Slavery is very individual. And something far worse and unseen holds me captive. For forty years the Israelites wandered in the wilderness, because Passover had not saved them from the fear and mistrust that lived inside them. Their bodies weren’t in Egypt, but their minds and hearts still were.
But God knew that! He gave them the Passover feast, not just to remind them of what He did, but also to point to a thousand little lessons He was still doing. And an even bigger miracle that was coming. The Biggest Day of Passover that was to come. “He was, He is, and He is to come!”
Passover was an historical event, but it is also a motif that repeats. Pointing to a Truth that is bigger than one nation or one generation, but an individual and universal truth that we all are slaves, and that we all owe God our lives and Sin our deaths, but He desires a way that we can have both freedom from our slavery and the life that He gave. He desires to Passover us and give us Peace.
In 2 Samuel 24:18-25, God is judging Israel for David’s sin. (I think He is also teaching David that the consequences of his decisions affect others as much if not more than they do him. As king, he carries a heavier responsibility. But that is another lesson.) David sees this and repents. He says to God, “Let your hand fall on me and on my household.” God sends a prophet to show him how to stop the angel of death from passing through Jerusalem. David does what the prophet says. He buys the threshing floor of Arauna and makes a sacrifice. It is not exactly like Passover, but it is a redemption, through the blood of another, bought and sacrificed by the shepherd of the people. It’s no accident that this takes place on a threshing floor. In many ways it is David’s heart that is being threshed, to reveal the ways in which it is like God’s, a golden kernel of life-giving wheat, willing to sacrifice himself for his people.
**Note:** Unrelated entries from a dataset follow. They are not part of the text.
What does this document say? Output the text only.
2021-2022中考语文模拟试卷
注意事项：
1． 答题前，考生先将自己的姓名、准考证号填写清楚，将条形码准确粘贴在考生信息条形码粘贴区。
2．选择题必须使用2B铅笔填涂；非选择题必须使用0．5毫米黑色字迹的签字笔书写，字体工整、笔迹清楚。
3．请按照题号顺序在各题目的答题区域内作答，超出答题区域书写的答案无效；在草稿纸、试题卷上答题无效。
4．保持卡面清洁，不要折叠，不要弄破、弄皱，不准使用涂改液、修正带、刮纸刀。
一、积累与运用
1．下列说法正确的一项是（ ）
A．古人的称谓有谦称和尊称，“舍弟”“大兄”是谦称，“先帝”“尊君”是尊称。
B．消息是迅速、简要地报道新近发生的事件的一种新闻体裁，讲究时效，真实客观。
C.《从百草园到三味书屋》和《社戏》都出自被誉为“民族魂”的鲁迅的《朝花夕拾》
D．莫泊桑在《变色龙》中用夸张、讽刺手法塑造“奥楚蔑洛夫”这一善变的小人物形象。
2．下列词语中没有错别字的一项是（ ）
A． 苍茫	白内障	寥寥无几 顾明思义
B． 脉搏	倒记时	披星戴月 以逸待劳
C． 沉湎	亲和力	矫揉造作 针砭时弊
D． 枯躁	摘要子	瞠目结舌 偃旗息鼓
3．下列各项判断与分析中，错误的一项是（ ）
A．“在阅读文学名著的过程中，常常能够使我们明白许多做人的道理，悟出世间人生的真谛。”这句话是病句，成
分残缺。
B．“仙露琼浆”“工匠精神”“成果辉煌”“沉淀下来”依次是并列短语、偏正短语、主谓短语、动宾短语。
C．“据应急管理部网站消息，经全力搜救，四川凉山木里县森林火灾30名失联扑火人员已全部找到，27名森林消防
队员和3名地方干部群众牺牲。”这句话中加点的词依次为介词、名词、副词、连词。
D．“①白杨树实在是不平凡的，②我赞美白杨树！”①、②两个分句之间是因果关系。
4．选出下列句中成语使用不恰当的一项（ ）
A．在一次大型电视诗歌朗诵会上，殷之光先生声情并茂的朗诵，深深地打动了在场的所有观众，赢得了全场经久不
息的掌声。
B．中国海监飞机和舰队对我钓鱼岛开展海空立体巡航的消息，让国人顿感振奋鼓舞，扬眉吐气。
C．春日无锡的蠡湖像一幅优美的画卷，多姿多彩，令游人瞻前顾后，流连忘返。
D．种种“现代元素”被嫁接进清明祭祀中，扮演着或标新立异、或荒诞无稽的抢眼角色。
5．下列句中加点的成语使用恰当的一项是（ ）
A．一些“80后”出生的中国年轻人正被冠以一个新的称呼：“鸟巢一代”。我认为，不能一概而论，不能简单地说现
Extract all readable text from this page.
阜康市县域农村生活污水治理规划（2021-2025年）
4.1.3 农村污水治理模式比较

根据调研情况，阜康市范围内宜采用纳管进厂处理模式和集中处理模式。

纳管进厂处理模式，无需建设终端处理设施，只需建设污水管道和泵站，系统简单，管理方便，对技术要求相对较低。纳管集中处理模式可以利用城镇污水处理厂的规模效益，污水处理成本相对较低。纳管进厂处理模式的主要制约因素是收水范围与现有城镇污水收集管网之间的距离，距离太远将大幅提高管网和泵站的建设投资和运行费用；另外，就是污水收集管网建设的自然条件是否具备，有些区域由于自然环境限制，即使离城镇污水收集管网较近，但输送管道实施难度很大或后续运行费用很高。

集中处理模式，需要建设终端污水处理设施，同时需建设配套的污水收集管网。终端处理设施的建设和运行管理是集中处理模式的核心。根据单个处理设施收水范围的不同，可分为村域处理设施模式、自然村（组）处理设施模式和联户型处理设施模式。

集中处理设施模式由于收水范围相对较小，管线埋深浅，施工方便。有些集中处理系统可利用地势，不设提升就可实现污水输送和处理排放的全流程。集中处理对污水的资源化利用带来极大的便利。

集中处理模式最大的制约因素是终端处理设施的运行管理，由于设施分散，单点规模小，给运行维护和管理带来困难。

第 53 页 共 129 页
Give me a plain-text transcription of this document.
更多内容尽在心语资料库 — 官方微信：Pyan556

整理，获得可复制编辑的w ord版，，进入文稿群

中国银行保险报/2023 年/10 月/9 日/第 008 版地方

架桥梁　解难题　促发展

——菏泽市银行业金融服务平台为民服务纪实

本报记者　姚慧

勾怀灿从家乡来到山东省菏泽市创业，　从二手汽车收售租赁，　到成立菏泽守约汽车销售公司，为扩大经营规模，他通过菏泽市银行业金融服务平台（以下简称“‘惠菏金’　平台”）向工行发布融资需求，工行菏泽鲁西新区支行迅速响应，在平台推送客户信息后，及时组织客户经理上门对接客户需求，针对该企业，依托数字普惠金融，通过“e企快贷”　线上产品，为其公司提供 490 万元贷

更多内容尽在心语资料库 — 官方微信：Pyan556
Years later, at Passover time, Jesus celebrates Passover with His disciples and says that He is the Passover lamb. Our debt to God and covenant with sin and death will be removed. Judgment from God will pass us by and our obligation to obey sin and serve it as master will be annulled by His blood, bought with His hand, our shepherd.
On the True Passover, a choice Lamb, a Suffering Son of David, would once again stand before God and face the Angel of Death and say, “Spare the people. Let your judgment fall on Me.” Jesus is that Lamb, and that Shepherd. Calvary is the threshing floor and the cross is the threshing rod and the altar. He died on Passover, because God is using these feasts to point us to eternal truths.
We do need to be rescued from slavery, but not the slavery of circumstances. The slavery that exists in our hearts. The slavery that keeps us from Faith, from God, and from each other.
The Bible is fractal. Passover was true for the nation of Israel. Passover is true on the Cosmic level. Jesus has beaten Sin and Death. And Passover is true for you. If you observe it and trust Him for it, in all the little fears and circumstances of a thousand different days. He has given you the freedom to say to Fear, to Anxiety, to Addiction, to Anger, to Jealousy and Greed, “Pass on! I owe you nothing. My debt is paid, and my life is His.”
And what follows Passover? We rise up and we walk out of the “Egypt” of serving all these petty masters. He leads us to a new place where we live a whole new life free of all these. We walk out of our old natures and into His Image of generosity, love and peace.